We are sometimes reluctant to concede that someone knows P if he is unaware of how he gets information about matters such as P or lacks information about whether he has been reliable about such matters in the past.1 The scenes in Rain Man, however, are arranged to suggest that there are no gaps of this sort in Ray’s information. On the contrary, he seems as aware of and as comfortable with his ability to determine by quick visual inspection the number of objects in large sets as the rest of us are with respect to small sets (four books on the table, three people in line, two chairs in the corner).

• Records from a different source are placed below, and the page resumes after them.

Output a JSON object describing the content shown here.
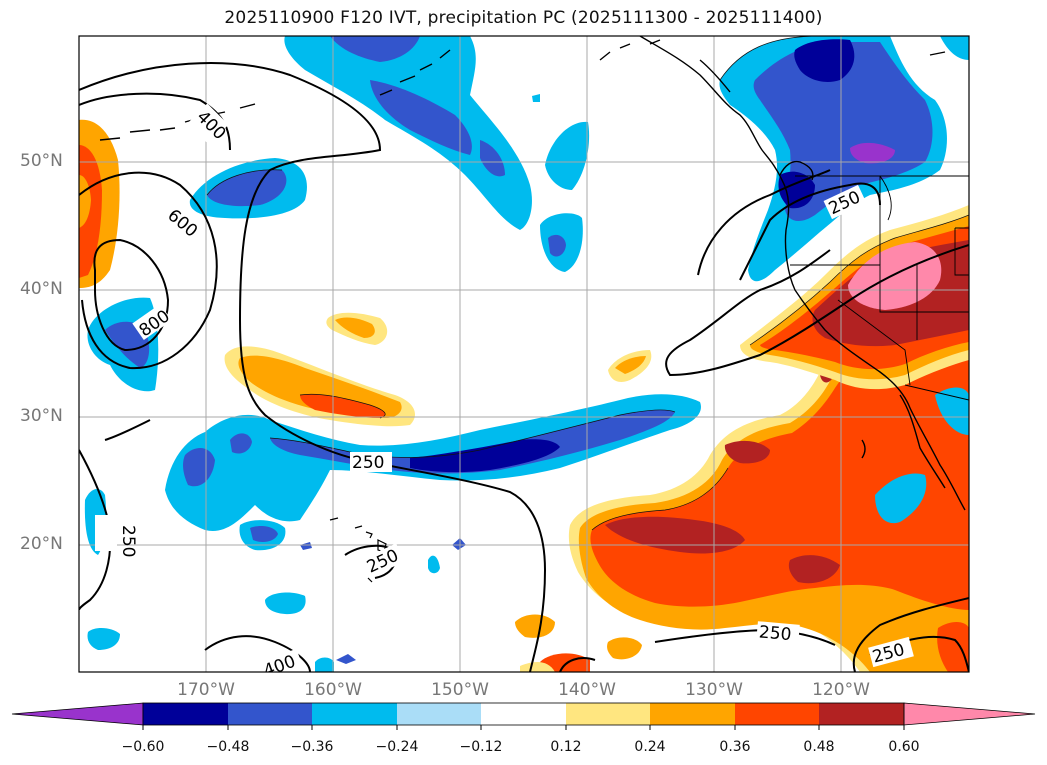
{
  "title": "2025110900 F120 IVT, precipitation PC (2025111300 - 2025111400)",
  "lat_labels": [
    "50°N",
    "40°N",
    "30°N",
    "20°N"
  ],
  "lon_labels": [
    "170°W",
    "160°W",
    "150°W",
    "140°W",
    "130°W",
    "120°W"
  ],
  "contour_labels": [
    "400",
    "600",
    "800",
    "250",
    "250",
    "250",
    "250",
    "250",
    "250",
    "400"
  ],
  "colorbar": {
    "ticks": [
      "−0.60",
      "−0.48",
      "−0.36",
      "−0.24",
      "−0.12",
      "0.12",
      "0.24",
      "0.36",
      "0.48",
      "0.60"
    ],
    "colors": [
      "#9933cc",
      "#000099",
      "#3355cc",
      "#00bbee",
      "#aaddf7",
      "#ffffff",
      "#ffe680",
      "#ffa500",
      "#ff4500",
      "#b22222",
      "#ff88aa"
    ]
  }
}
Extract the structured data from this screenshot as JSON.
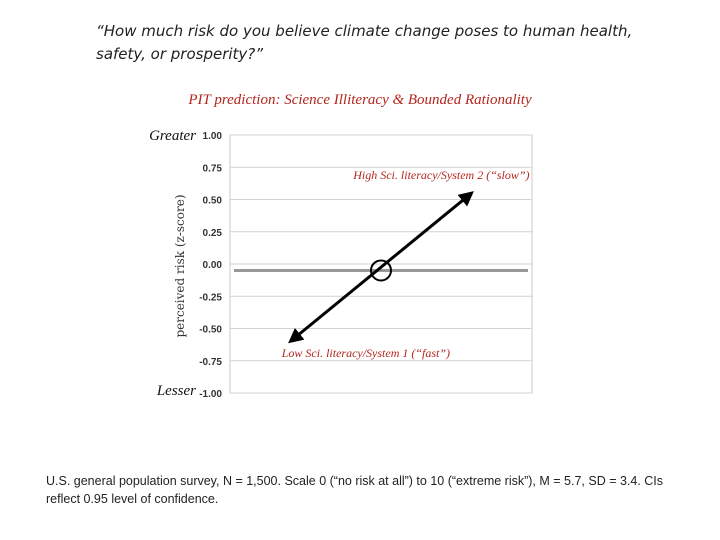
{
  "question": "“How much risk do you believe climate change poses to human health, safety, or prosperity?”",
  "chart_data": {
    "type": "line",
    "title": "PIT prediction: Science Illiteracy & Bounded Rationality",
    "ylabel": "perceived risk (z-score)",
    "y_top_label": "Greater",
    "y_bottom_label": "Lesser",
    "ylim": [
      -1.0,
      1.0
    ],
    "yticks": [
      1.0,
      0.75,
      0.5,
      0.25,
      0.0,
      -0.25,
      -0.5,
      -0.75,
      -1.0
    ],
    "ytick_labels": [
      "1.00",
      "0.75",
      "0.50",
      "0.25",
      "0.00",
      "-0.25",
      "-0.50",
      "-0.75",
      "-1.00"
    ],
    "xlim": [
      0,
      1
    ],
    "grid": true,
    "series": [
      {
        "x": [
          0.2,
          0.5,
          0.8
        ],
        "values": [
          -0.6,
          -0.05,
          0.55
        ],
        "color": "#000000",
        "arrows": "both",
        "midpoint_marker": "circle"
      }
    ],
    "reference_line": {
      "y": -0.05,
      "color": "#999999"
    },
    "annotations": [
      {
        "text": "High Sci. literacy/System 2 (“slow”)",
        "x": 0.7,
        "y": 0.66
      },
      {
        "text": "Low Sci. literacy/System 1 (“fast”)",
        "x": 0.45,
        "y": -0.72
      }
    ]
  },
  "footnote": "U.S. general population survey, N = 1,500. Scale 0 (“no risk at all”) to 10 (“extreme risk”), M = 5.7, SD = 3.4. CIs reflect 0.95 level of confidence."
}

A lack of awareness about how one acquires information or one’s track record of reliability is sometimes the kind of gap that can preclude one from knowing even if one has relatively complete information, but the reverse is also true. A working familiarity with the source of one’s belief P coupled with an awareness of the source’s reliability can sometimes help make up for a relative lack of information about P itself.

Beliefs based on testimony often display this compensatory quality. If S believes that the Yankees won last night’s game because a trusted friend who is close follower of baseball has told her so, her belief may well be an instance of knowledge even if she has relatively few details about the game. Familiarity with the reliability of a source of information about P can relax the demands for additional information about P itself.

The same dynamic is commonly at play with perceptual beliefs. The waitress comes to know by quick visual inspection that there are four toothpicks left in the box, and Ray comes to know by quick visual inspection that there are three groupings of eighty-two toothpicks on the floor. Neither Ray nor the waitress need be aware of much additional information about the toothpicks—for example, whether they are made of plastic or wood or whether they belong to the restaurant or an employee or whether they have been on the shelf for only several hours or several weeks. Additional information is especially not needed if we assume that they have a working familiarity with their histories of reliability, in the waitress’s case her history of reliability in perceptually determining the number of objects in small sets and in Ray’s case his history of reliability in perceptually determining the number of objects even in large sets.

Perceptual beliefs that are the products of cursory visual inspection are in this respect similar to memory beliefs that are the products of immediate recall. When asked the date of the Battle of Marathon, a contestant on a quiz show confidently and immediately remembers from her high school history course that the date is 490 BCE, but she cannot recall that the Greeks won the battle or even that the adversaries were the Greeks and Persians. Still, it may strike us that whatever else she does or does not know about the battle, she at least knows its date, since the story been told to focus attention on the importance of her being able to answer a specific question, what is the date of the Battle of Marathon?2 If in addition the story is constructed to suggest she has a history of reliability with respect to remembering dates and she is aware of this history, we will be all the more inclined to relax expectations about how much additional information she needs in order to know.

In a similar way, the scene of Ray in the restaurant is constructed to focus attention on a narrow question (how many toothpicks are on the floor?), and we are led to believe Ray has a working familiarity with the unusual ability that allows him to answer this question. So, as in the case of S’s remembering the date of the battle, it strikes us that whatever else he may or may not know about the toothpicks, he at least knows that there are three groups of eighty-two of them on the floor.